The growing popularity of progressive design-build (PDB) delivery over the last decade has been celebrated by owners, contractors, and designers alike throughout the water/wastewater industry. The delivery method has proven beneficial in reducing procurement time and costs, allowing owners to work with a single point of accountability throughout design and construction, and driving innovative and creative technical and design solutions without the limitation of the singularly developed, prescribed solution presented in an RFP.

The PDB approach encourages the owner and design-build team to make decisions together in the best interest of the project throughout design evolution. When construction estimating is conducted simultaneously from the outset of design, the team can evaluate options with insight into what different design features and materials cost, and how each may affect the project schedule, allowing the owner to adjust the design and related scope of work to be within its authorized budget. Collaboratively identifying and mitigating risks and challenges early in the design phase ultimately results in a guaranteed maximum price (GMP) that reflects the actual construction cost, while minimizing change orders later in the project and increasing schedule certainty.

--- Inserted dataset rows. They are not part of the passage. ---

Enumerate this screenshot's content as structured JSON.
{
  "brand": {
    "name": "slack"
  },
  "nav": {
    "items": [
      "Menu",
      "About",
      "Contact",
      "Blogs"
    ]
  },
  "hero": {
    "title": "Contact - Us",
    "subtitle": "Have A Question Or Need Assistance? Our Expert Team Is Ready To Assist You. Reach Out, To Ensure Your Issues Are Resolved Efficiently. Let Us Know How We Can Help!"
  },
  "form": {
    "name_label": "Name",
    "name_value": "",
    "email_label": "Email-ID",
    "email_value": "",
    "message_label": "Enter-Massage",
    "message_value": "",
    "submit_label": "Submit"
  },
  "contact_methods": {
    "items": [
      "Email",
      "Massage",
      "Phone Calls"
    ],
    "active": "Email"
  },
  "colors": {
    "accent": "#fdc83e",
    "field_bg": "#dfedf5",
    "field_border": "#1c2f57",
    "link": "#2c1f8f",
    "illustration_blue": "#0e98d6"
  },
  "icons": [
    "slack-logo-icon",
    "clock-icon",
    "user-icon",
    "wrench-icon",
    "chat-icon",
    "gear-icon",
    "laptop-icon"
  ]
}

Walsh Construction is currently working on several PDB water and wastewater projects on the West Coast. While our project teams have demonstrated successful adoption of the delivery method, the delivery method requires intentional planning and open communication between the owner and the design-build team for optimal results.

We are continually updating our lessons learned to refine the process and avoid the following pitfalls:

Lack of Early Operator Input. The design-build team must include plant operators in design meetings from Notice to Proceed through GMP development to review plans and specifications and evaluate treatment solutions. Equipment, valves, and instruments must not be selected based on capital costs, but weighted by lifecycle cost, sustainability, standardization with control systems and network, facility layout, performance standards, and ease of maintenance. Although the design-builder cannot guarantee that the operators will get all of their preferred choices, the team will consider their input and recommendations when selecting optimal equipment and materials for the project.

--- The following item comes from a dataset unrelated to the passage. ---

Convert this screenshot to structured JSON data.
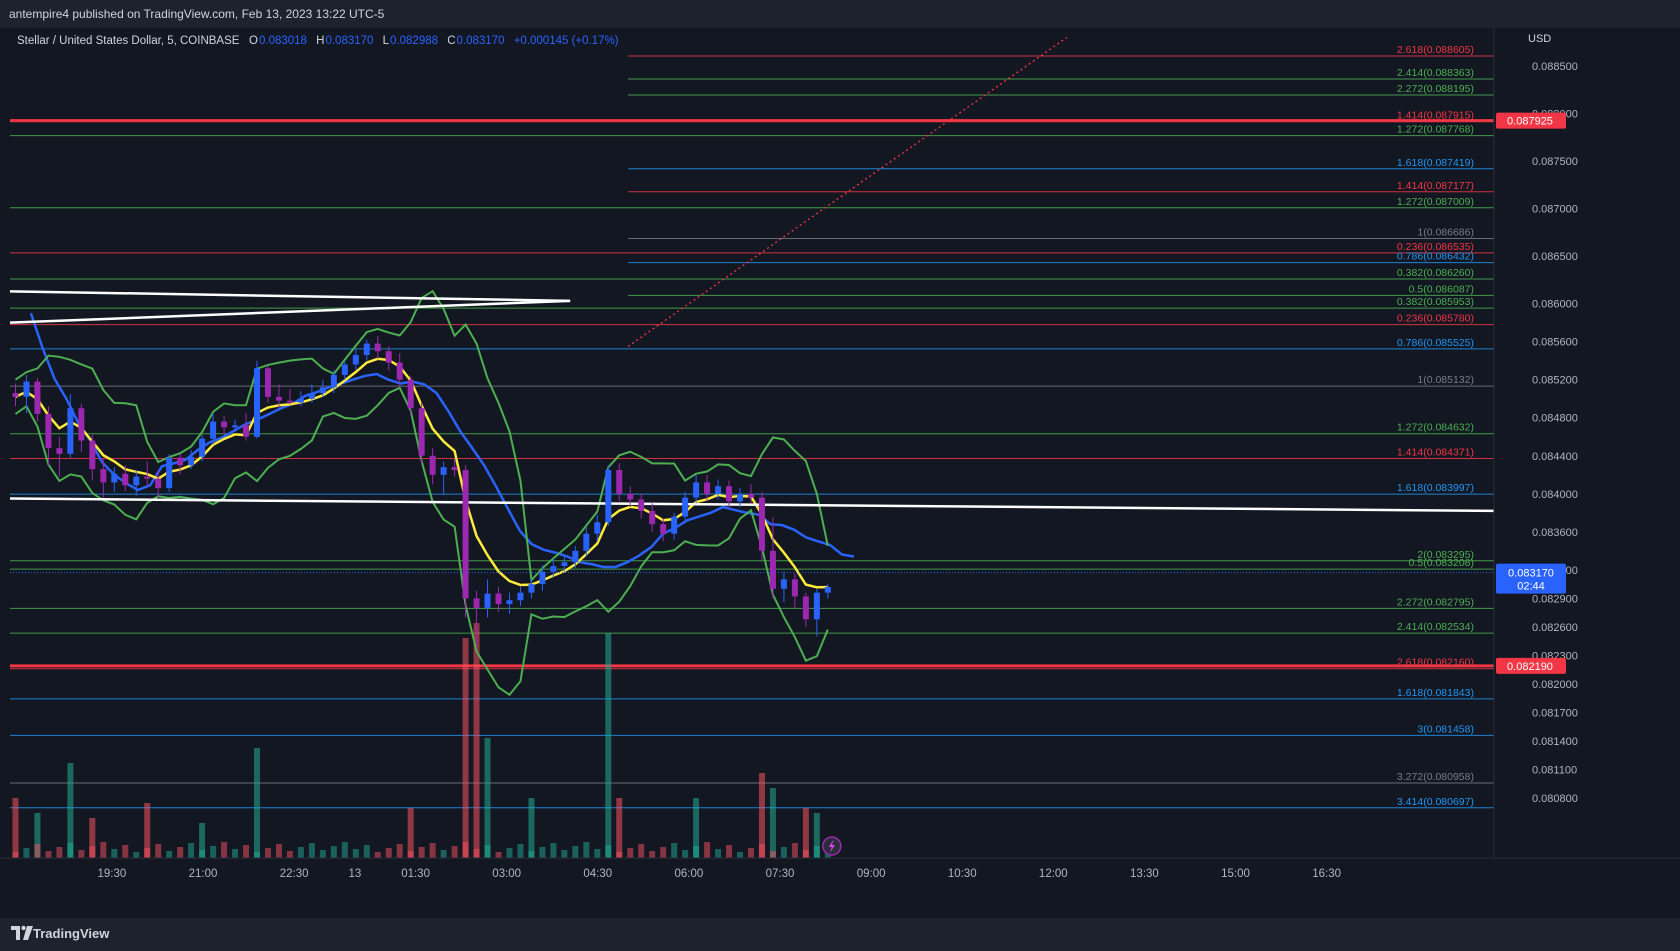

Shortage of Labor and Resources. Skilled labor shortage is a problem in construction regardless of the delivery method. This challenge is compounded in the niche water/wastewater treatment sector, as the work differs from that of building and heavy/highway projects. Maintaining a steady workload allows design-build teams to keep tradespeople employed throughout construction and ideally move crews seamlessly from project to project. For progressive design-build projects, construction begins before design has been finalized. Assembling a skilled “core” crew during Phase 1 pre-construction culminating in the GMP amendment familiarizes tradesmen with the project while performing preliminary work, such as site preparation, excavations, and concrete foundations. While crews complete this work, the design-build staff can leverage the crew’s expertise to solicit input on constructability issues and get buy-in on shared project goals.

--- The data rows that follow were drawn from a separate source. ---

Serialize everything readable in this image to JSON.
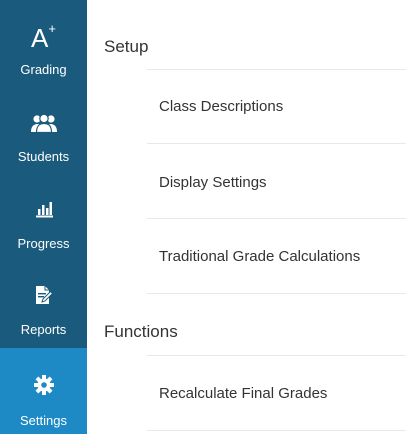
{
  "sidebar": {
    "items": [
      {
        "label": "Grading",
        "icon": "a-plus-icon",
        "active": false
      },
      {
        "label": "Students",
        "icon": "students-icon",
        "active": false
      },
      {
        "label": "Progress",
        "icon": "bar-chart-icon",
        "active": false
      },
      {
        "label": "Reports",
        "icon": "report-edit-icon",
        "active": false
      },
      {
        "label": "Settings",
        "icon": "gear-icon",
        "active": true
      }
    ],
    "grading_icon_glyph": "A",
    "grading_icon_sup": "+"
  },
  "sections": [
    {
      "title": "Setup",
      "items": [
        "Class Descriptions",
        "Display Settings",
        "Traditional Grade Calculations"
      ]
    },
    {
      "title": "Functions",
      "items": [
        "Recalculate Final Grades"
      ]
    }
  ],
  "colors": {
    "sidebar_bg": "#1a5a7d",
    "active_bg": "#1d8ac5",
    "text": "#333333",
    "divider": "#e8e8e8"
  }
}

Project Delays Without Stakeholder Consensus. A project cannot progress without timely decision-making from authorized owner/stakeholder representatives; the lack of such timely decision-making can result in project delays and cost overruns. During the project chartering session, each stakeholder should identify a designated decision maker. Together, all team members can review the detailed project schedule, develop a timeline for critical design decisions (treatment train options, end user requirements, aesthetics, and architectural finishes), and agree on a formal decision-making procedure to keep stakeholders and the design-build team accountable to the project timeline. As a best practice, it is recommended that the owner and design-build team have a staff member on site daily with authority to make decisions in the best interest of the project.

With careful planning and guidance, and early and continuous communication and collaboration with the right people in the room, PDB fosters a collaborative environment for the design-build team to guide project stakeholders through development and delivery of a high-quality project, with cost certainty and greater client satisfaction.

Blayne Goodman, Senior Project Manager, The Walsh Group

Originally from Edmonton, Alberta, Canada, Blayne joined The Walsh Group after graduating with a BS in civil engineering from Wentworth Institute of Technology in Boston. He has demonstrated competence, technical expertise, and leadership constructing water and wastewater infrastructure projects throughout his 15-year career, and now serves as a senior project manager for the Southern California Water Group. In this role, Blayne is responsible for maintenance of quality control standards, promoting a safety-focused culture, adherence to schedule, cost accountability, and the establishment of management systems. He oversees project administration, staffing, contract negotiation with subcontractors, and coordination among all design-build team members.